Out of 107 intact polyps, there was no comment on margin status (free or involved by dysplasia) in 28 cases of conventional adenomas with low grade dysplasia and 1 with high grade dysplasia. 2 cases had adenocarcinoma arising in a background of tubulovillous adenoma. There was no comment on size of invasive tumor arising in polyp, margin assessment and lymphovascular invasion. Rest of the polyps were received fragmented.

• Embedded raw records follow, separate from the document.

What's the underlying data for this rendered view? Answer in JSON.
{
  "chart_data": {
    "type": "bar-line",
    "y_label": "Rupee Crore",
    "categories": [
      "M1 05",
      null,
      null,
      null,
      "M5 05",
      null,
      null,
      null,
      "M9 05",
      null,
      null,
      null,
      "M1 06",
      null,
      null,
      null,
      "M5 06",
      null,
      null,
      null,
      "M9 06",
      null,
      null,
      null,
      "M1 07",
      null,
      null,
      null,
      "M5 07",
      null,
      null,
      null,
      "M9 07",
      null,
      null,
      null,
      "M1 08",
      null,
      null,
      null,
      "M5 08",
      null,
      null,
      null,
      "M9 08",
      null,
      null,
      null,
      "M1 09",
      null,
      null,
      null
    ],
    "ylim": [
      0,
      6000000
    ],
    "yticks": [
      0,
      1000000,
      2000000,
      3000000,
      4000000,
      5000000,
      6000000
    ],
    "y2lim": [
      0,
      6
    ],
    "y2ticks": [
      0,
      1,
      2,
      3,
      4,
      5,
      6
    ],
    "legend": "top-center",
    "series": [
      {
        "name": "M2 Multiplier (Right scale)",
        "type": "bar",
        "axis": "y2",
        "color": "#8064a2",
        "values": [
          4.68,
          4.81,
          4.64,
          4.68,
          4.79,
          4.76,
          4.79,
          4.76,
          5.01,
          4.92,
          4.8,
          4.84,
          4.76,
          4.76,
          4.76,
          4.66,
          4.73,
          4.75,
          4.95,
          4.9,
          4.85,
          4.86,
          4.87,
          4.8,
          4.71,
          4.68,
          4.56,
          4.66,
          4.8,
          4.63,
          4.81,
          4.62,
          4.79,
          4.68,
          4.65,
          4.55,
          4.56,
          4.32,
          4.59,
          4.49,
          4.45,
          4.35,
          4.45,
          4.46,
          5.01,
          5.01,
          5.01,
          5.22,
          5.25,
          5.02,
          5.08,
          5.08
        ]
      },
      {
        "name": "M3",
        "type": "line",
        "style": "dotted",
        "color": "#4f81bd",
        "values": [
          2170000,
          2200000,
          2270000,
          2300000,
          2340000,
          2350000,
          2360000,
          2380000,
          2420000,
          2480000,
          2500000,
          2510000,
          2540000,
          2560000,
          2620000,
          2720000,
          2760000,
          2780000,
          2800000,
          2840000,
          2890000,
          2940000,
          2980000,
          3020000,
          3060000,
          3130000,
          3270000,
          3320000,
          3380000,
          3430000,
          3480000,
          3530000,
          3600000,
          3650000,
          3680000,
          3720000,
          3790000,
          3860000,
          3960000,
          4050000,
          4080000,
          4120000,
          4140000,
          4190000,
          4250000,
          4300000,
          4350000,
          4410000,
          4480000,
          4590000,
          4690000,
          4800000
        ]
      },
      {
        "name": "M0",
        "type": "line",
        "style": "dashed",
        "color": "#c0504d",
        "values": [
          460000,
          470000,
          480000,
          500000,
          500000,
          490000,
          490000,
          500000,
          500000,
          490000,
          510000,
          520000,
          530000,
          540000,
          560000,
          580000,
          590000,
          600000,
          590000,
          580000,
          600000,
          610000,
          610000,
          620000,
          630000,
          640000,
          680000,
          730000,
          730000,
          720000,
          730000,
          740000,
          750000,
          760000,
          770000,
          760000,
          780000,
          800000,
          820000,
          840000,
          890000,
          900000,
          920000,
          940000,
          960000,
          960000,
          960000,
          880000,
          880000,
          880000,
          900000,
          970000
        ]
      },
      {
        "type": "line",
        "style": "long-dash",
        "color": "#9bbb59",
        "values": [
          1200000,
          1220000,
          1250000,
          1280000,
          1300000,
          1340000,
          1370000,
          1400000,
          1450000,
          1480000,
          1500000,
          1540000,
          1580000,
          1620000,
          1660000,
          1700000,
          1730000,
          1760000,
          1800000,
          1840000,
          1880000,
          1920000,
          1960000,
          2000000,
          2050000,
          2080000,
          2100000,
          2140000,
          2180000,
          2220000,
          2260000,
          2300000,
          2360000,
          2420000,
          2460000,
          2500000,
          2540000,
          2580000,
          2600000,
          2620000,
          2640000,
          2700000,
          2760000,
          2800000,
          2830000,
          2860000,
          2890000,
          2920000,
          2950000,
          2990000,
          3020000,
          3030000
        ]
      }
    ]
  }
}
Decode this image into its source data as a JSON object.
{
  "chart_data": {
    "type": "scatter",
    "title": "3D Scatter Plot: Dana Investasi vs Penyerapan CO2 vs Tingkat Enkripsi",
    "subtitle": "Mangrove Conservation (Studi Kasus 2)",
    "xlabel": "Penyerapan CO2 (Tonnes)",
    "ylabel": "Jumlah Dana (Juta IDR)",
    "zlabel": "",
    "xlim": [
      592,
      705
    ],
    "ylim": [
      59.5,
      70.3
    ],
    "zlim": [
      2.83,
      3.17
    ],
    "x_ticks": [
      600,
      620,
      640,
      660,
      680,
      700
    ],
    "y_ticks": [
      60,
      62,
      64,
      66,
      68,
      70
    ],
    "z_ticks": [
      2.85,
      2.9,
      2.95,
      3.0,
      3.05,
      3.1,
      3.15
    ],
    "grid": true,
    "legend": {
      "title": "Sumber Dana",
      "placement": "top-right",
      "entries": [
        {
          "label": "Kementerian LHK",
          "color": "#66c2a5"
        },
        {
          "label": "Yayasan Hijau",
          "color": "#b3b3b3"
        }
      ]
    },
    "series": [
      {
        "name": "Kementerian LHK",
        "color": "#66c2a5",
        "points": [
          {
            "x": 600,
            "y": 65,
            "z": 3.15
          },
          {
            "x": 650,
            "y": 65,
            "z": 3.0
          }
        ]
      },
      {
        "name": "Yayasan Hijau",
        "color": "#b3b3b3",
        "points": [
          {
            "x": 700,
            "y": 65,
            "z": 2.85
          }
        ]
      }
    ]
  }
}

Over the past decade, there has been significant advancement in endoscopic procedures of superficial colorectal lesions. These advanced endoscopic procedures have opened a new era of interdisciplinary collaborative efforts of a pathologist and gastrointestinal endoscopist to understand each other's perspective. These advanced procedures are more targeted and demand more precise, detailed and meticulous pathology reporting to optimize patient management. The quality assurance audit we performed brought into light many diagnostic and reporting errors. Diagnostic difficulty in correct categorization of sessile serrated lesions and conventional adenomas was observed in 3 cases (3.7%). According to WHO 2019 the diagnostic criteria for sessile serrated lesion is “The Presence of Single Unequivocal Architecturally Distorted Crypt”. The architecturally distorted crypt was explained by presence of at least one of these features i.e. Serrations extending to crypt base, horizontal growth along muscularis propria (T or L-shaped crypts) and dilatation of basal third of crypts Figure 1. Three types of dysplasia have been described in serrated lesions with dysplasia by Crockett and Nagtegaal (2019) [5] i.e. Intestinal dysplasia, serrated dysplasia and minimal deviation dysplasia [5]. Intestinal dysplasia is relatively rare and is similar to dysplasia in conventional adenoma. MLH1 satin shows retained expression and very rarely show malignant transformation. Serrated dysplasia is characterized by eosinophilia cytoplasm, closely packed glands, nuclear atypia and mitotic activity. Loss of MLH1 staining is not very common. Minimal deviation dysplasia is similar to sessile serrated lesion with characteristic loss of MLH1 expression.